Fico impressionada com o conteúdo da matéria e não posso deixar de pensar como a Letícia não tem vergonha de a ter escrito e assinado. Com tantas coisas sérias acontecendo em nosso país ela está preocupada com o andar onde fica localizada a máquina que faz o café que nós tomamos e com a marca do papel higiênico que usamos.

Mas dá para entender o porque disto, fica claro para quem lê o seu texto com um mínimo de senso crítico: o conteúdo é o que menos importa, o negócio do jornal é falar mal, é dar uma conotação negativa, denegrir a empresa na sua jornada diária de linchamento público da Petrobras. Não é de hoje que as Organizações Globo tem objetivo muito bem definido em relação à Petrobras: entregar um patrimônio que pertence à população brasileira à interesses privados internacionais. É a este propósito que a Leticia Fernandes serve quando escreve sua matéria.

Leticia, não te vejo, nem você nem O Globo, se escandalizado com outros casos tão ou mais graves quanto o da Petrobras.

O único escândalo que me lembro ter ganho as mesma proporção histérica nas páginas deste jornal foi o da AP 470, por que? Por que não revelam as provas escondidas no Inquérito 2474 e não foi falado nisto? Por que não leio nas páginas do jornal, onde você trabalha, sobre o escândalo do HSBC? Quem são os protegidos? Por que o silêncio sobre a dívida da sonegação da Globo que é tanto dinheiro, ou mais, do que os partidos “receberam” da corrupção na Petrobras? Por que não é divulgado que as investigações em torno do helicoca foram paralisadas, abafadas e arquivadas, afinal o transporte de quase 500 quilos de cocaína deveria ser um escândalo, não?

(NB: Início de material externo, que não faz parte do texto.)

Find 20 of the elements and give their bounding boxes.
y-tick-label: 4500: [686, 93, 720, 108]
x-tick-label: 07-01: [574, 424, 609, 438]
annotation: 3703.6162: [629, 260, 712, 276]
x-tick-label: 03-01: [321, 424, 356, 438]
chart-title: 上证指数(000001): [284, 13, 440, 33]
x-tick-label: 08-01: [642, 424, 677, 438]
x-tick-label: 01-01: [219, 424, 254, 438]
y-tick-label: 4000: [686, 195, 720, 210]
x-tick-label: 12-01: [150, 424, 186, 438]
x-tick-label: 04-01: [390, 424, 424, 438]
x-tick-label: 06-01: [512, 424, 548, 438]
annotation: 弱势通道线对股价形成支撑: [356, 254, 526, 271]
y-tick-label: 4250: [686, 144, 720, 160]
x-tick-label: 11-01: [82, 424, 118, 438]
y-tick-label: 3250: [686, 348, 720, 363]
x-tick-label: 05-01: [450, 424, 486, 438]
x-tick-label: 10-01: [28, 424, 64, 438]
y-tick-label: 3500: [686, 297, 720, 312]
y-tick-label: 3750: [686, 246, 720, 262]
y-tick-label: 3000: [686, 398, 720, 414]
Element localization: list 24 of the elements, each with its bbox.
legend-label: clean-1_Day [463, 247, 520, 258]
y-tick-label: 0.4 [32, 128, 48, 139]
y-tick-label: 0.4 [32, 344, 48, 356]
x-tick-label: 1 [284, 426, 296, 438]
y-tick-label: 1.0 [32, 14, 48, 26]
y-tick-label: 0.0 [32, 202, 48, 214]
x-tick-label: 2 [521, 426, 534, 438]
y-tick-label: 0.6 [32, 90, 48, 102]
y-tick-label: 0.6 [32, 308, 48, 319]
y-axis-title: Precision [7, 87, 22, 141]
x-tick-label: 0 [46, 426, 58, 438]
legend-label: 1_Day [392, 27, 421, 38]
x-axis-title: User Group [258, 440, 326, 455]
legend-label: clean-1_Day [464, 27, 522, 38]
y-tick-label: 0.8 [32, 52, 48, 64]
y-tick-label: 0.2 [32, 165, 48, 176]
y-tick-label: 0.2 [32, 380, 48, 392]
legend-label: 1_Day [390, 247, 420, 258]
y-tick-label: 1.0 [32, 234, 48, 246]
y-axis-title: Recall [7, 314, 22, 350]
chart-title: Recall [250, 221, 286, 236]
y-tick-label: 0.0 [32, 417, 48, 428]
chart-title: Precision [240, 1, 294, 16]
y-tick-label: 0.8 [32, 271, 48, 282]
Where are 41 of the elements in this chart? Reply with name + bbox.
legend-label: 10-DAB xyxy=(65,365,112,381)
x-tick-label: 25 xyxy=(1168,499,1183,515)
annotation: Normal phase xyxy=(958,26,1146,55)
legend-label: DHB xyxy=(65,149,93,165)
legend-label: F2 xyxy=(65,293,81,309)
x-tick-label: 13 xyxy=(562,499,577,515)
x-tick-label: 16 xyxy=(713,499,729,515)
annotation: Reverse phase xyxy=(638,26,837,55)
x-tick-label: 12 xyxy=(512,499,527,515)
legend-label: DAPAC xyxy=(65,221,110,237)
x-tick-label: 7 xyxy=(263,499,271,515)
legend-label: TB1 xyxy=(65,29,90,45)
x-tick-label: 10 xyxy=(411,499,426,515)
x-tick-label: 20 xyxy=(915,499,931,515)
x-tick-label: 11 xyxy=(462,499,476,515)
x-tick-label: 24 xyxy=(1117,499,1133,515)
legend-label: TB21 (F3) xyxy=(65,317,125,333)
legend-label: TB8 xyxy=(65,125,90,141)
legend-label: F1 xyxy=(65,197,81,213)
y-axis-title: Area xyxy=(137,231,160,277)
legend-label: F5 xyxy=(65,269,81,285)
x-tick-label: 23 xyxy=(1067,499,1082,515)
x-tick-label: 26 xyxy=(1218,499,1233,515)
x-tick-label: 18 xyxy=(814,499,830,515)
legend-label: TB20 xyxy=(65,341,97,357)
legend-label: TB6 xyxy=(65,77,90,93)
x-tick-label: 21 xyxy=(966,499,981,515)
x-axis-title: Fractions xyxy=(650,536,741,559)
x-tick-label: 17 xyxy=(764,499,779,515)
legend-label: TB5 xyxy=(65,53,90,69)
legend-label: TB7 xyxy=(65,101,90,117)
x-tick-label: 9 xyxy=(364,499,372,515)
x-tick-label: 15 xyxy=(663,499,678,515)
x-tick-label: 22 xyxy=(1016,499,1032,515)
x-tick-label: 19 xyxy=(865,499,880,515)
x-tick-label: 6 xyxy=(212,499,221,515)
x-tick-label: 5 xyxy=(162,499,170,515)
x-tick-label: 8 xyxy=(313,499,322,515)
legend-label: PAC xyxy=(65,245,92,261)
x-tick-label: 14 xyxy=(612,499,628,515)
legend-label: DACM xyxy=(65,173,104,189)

E o dinheiro usado para construção de certos aeroportos em fazendas privadas em Minas Gerais? Afinal este dinheiro também veio dos cofres públicos e desviados do povo. Já está tudo esclarecido sobre isto? Por que não se fala mais nada? E o caso Alstom, por que as delações não valem? Por que não há um estardalhaço em torno deste assunto uma vez que foi surrupiado dos cofres públicos vultosas quantias em dinheiro? Por que você e seu jornal não se escandalizam com a prescrição e impunidade dos envolvidos no caso do Banestado e a participação do famoso doleiro neste caso? Onde estão as manchetes sobre o desgoverno no Estado do Paraná?

Deixo estas perguntas como sugestão e matérias para você escrever já que anda tão sem assunto que precisou dar destaque sobre o cafezinho e o papel higiênico dos funcionários da Petrobras.

A você, Leticia, te escrevo para dizer que tenho muito orgulho de trabalhar na Petrobras, que farei o que estiver ao meu alcance para que uma empresa suja e golpista como a que você trabalha não atinja seu objetivo.

Já você não deve ter tanto orgulho de trabalhar onde trabalha, que além de cercear o trabalho de seus jornalistas determinando “as verdades” que devem publicar, apoiou a Ditadura no Brasil, cresceu e chegou onde está graças a este apoio. Ao contrário da Petrobras, a empresa que você se esforça para denegrir a imagem, que chegou ao seu gigantismo graças a muito trabalho, pesquisa, desenvolvimento de tecnologia própria e trazendo desenvolvimento para todo o Brasil.

Quanto às demissões que estão ocorrendo, é muito triste que tantas pessoas percam seu trabalho, mas são funcionários de empresas prestadoras de serviço e não da Petrobras. Você não pode culpar a Petrobras por todas as mazelas do país, e nem esperar que ela sustente o Brasil, ou você não sabe que não existe estabilidade no trabalho no mundo dos negócios? Não sabe que todo negócio tem seu risco? Você culpa a Petrobras por tanta gente ter aberto negócios próximos onde haveria empreendimentos da empresa, mas a culpa disto é do mal planejamento de quem investiu. Todo planejamento para se abrir um negócio deveria conter os riscos envolvidos bem detalhados, sendo que o maior deles era não ficar pronta a unidade da Petrobras, que só pode ser culpada de ter planejado mal o seu próprio negócio, não o de terceiros. Imputar à Petrobras o fracasso de terceiros é de uma enorme desonestidade intelectual.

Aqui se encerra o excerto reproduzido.